Long-Range EVs Are the Antithesis of Efficiency and Sustainability - jajag
https://seekingalpha.com/article/4271072-long-range-evs-antithesis-efficiency-sustainability
======
tomohawk
For me and several people I know, EVs have yet to reach a minimum utility
level where we would consider purchasing them.

I can get any old gas powered vehicle with 500 mile range. It will have that
range on a 5 minute "charge". When the temperature is 5 degrees F (not balmy
california coastal temps). It will do so with a 5 year old storage system
(tank). In fact, the storage system will not degrade over time.

And the price of the gas powered vehicle with much better utility? Less.

There's a lot of talk about averages in this piece. The US Air Force once went
to a lot of trouble measuring pilots.

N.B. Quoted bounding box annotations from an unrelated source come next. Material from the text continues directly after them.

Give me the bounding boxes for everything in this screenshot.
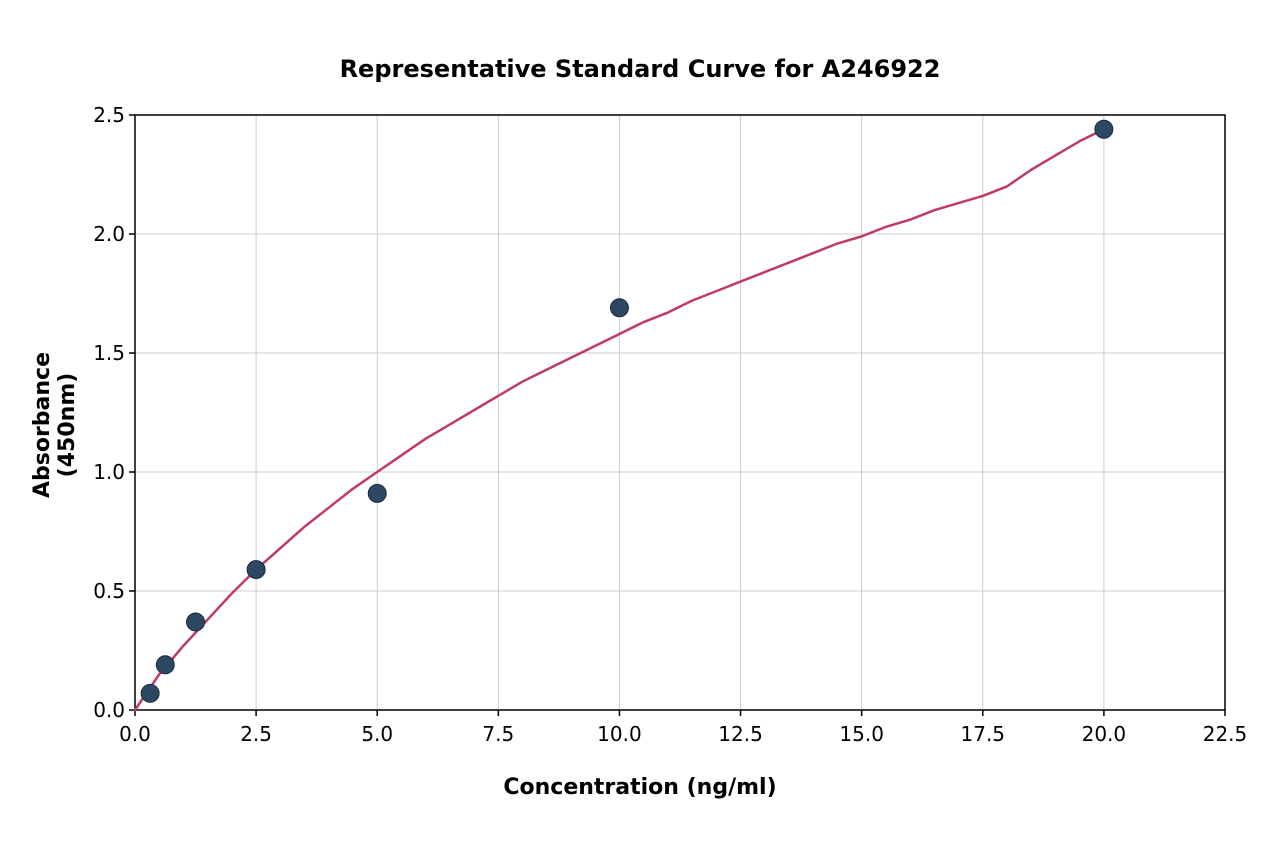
x-tick-label: 2.5 — [226, 722, 286, 746]
x-tick-label: 0.0 — [105, 722, 165, 746]
standard-curve-chart: Representative Standard Curve for A24692… — [0, 0, 1280, 845]
x-axis-label: Concentration (ng/ml) — [0, 775, 1280, 800]
y-axis-label: Absorbance (450nm) — [30, 305, 80, 545]
y-tick-label: 2.5 — [75, 103, 125, 127]
x-tick-label: 7.5 — [468, 722, 528, 746]
x-tick-label: 12.5 — [711, 722, 771, 746]
x-tick-label: 15.0 — [832, 722, 892, 746]
x-tick-label: 20.0 — [1074, 722, 1134, 746]
chart-title: Representative Standard Curve for A24692… — [0, 55, 1280, 83]
y-tick-label: 0.5 — [75, 579, 125, 603]
x-tick-label: 22.5 — [1195, 722, 1255, 746]
x-tick-label: 17.5 — [953, 722, 1013, 746]
x-tick-label: 5.0 — [347, 722, 407, 746]
y-tick-label: 2.0 — [75, 222, 125, 246]
y-tick-label: 1.0 — [75, 460, 125, 484]
y-tick-label: 1.5 — [75, 341, 125, 365]
x-tick-label: 10.0 — [589, 722, 649, 746]
y-tick-label: 0.0 — [75, 698, 125, 722]
chart-svg — [0, 0, 1280, 845]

They then built an airplane cockpit that
would accommodate the average pilot. It didn't actually fit anyone.

------
bloak
The funny thing is that it's only today that EVs have to be long-range.
Probably in a few decades' time there will be charging stations _everywhere_
so you wouldn't mind having a much shorter range.

I know some people drive across the wilderness, but I personally almost never
drive anywhere that isn't within a hundred metres of mains electricity. How
hard would it be to add a metered tap everywhere where someone might need it?

(OK, speed of charging might still be a problem.)